The young Bride learns later that the Uncle’s syndrome is an involuntary response to his secret and repressed sorrow of losing the only woman that he ever loved.

The Young Bride is character-driven, and the novel’s cast deserves our fascination. As demonstrated previously with Silk, Baricco is masterful at inventing quiet, contemplative characters, and there is so very much to admire here in his rich depiction of their vulnerabilities, spiritual generosity, and innocence. The writing pulses and flares with revelation of the frailties that draw them to one another. Baricco deploys some cleaver meta-fictional elements throughout the novel that create mystery surrounding the identity of the narrator, and overall these are handled deftly, folding into the novel’s narrative rhythm rather than distracting from it. And the prose is so pleasurably precise that it is impossible to think that Goldstein’s translation has failed to capture any of the emotional nuance and supple expression present in the original.

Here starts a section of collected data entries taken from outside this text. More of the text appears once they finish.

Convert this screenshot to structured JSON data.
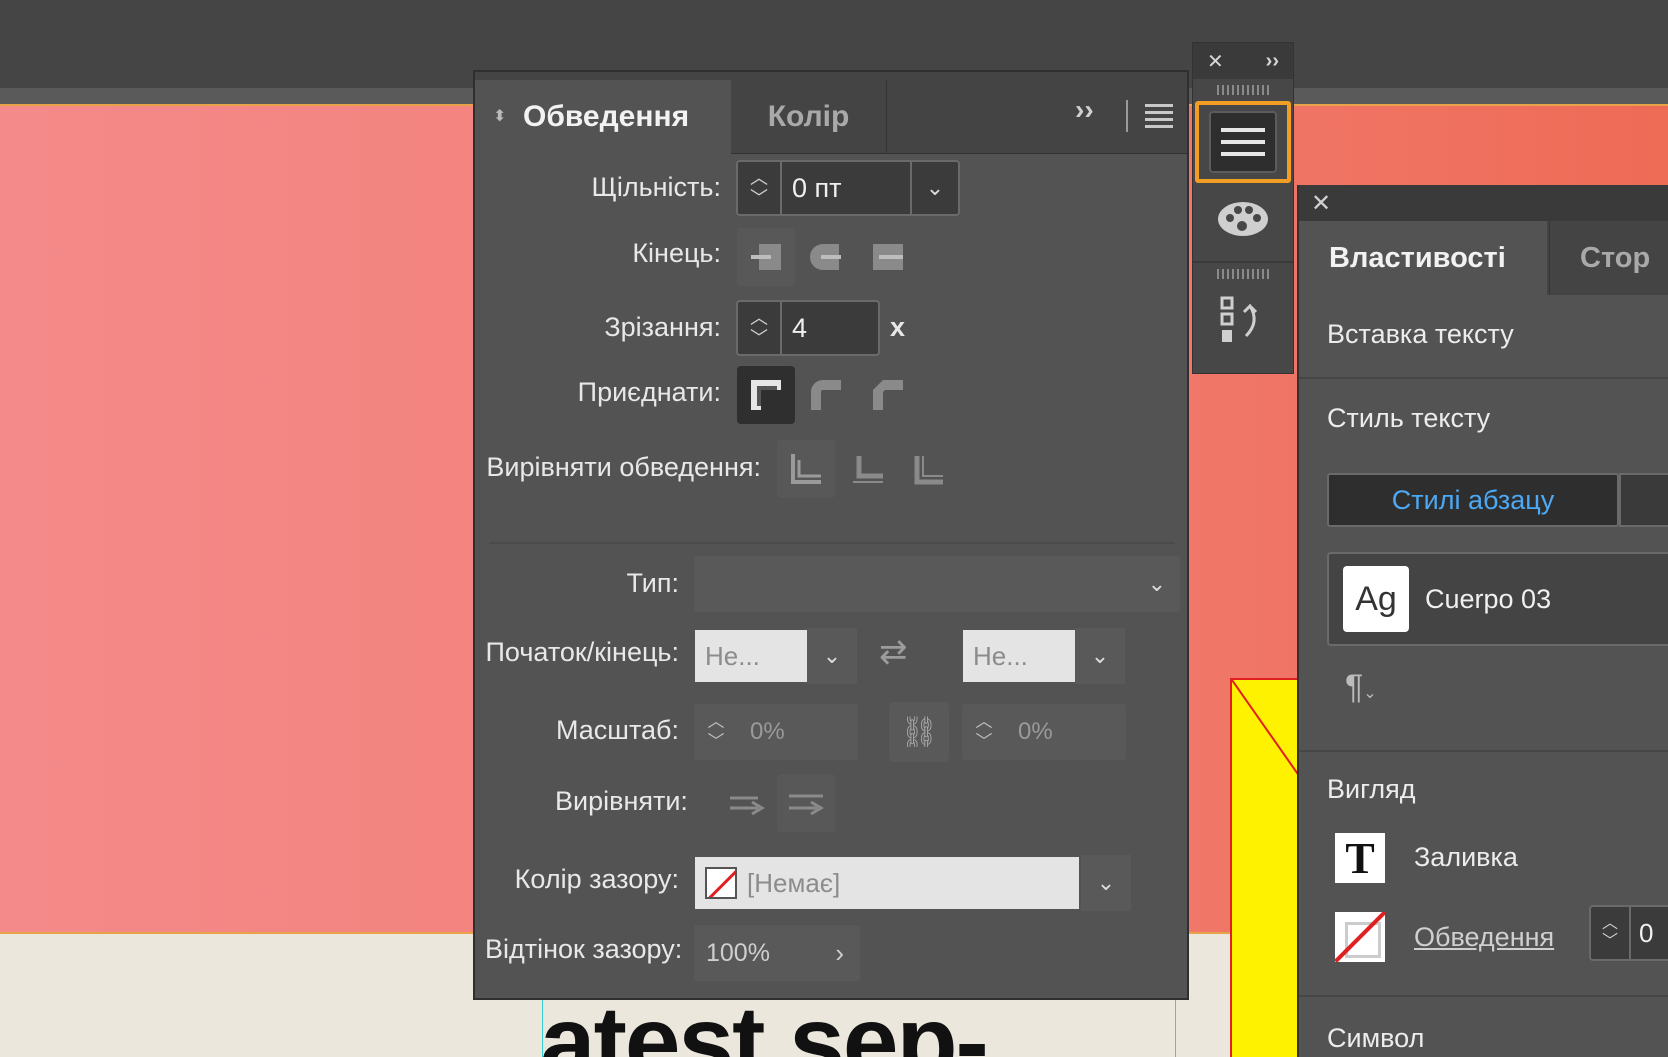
{
  "canvas": {
    "headline": "atest sep-"
  },
  "stroke_panel": {
    "tabs": [
      {
        "label": "Обведення"
      },
      {
        "label": "Колір"
      }
    ],
    "weight": {
      "label": "Щільність:",
      "value": "0 пт"
    },
    "cap": {
      "label": "Кінець:"
    },
    "miter": {
      "label": "Зрізання:",
      "value": "4",
      "suffix": "x"
    },
    "join": {
      "label": "Приєднати:"
    },
    "align_stroke": {
      "label": "Вирівняти обведення:"
    },
    "type": {
      "label": "Тип:",
      "value": ""
    },
    "start_end": {
      "label": "Початок/кінець:",
      "start_value": "Не...",
      "end_value": "Не..."
    },
    "scale": {
      "label": "Масштаб:",
      "start_value": "0%",
      "end_value": "0%"
    },
    "align": {
      "label": "Вирівняти:"
    },
    "gap_color": {
      "label": "Колір зазору:",
      "value": "[Немає]"
    },
    "gap_tint": {
      "label": "Відтінок зазору:",
      "value": "100%"
    }
  },
  "properties_panel": {
    "tabs": [
      {
        "label": "Властивості"
      },
      {
        "label": "Стор"
      }
    ],
    "text_insert": "Вставка тексту",
    "text_style": {
      "title": "Стиль тексту",
      "paragraph_styles_button": "Стилі абзацу",
      "current_style": "Cuerpo 03",
      "style_preview": "Ag"
    },
    "appearance": {
      "title": "Вигляд",
      "fill_label": "Заливка",
      "stroke_label": "Обведення",
      "stroke_weight": "0"
    },
    "character_title": "Символ"
  },
  "colors": {
    "accent_orange": "#f29d23",
    "link_blue": "#4ca9f5",
    "panel_bg": "#535353",
    "canvas_red": "#f27e74",
    "frame_yellow": "#fff200"
  }
}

With The Young Bride Baricco has created an original and exquisitely crafted exploration of how we anticipate death and the ways that our conception of our own mortality can affect the capacity to live and love — a heavy topic, for sure, but one that the author handles with humor, delicacy and warmth. We are reminded that accepting death requires great courage and that we must find the courage, otherwise the act of living surely is diminished.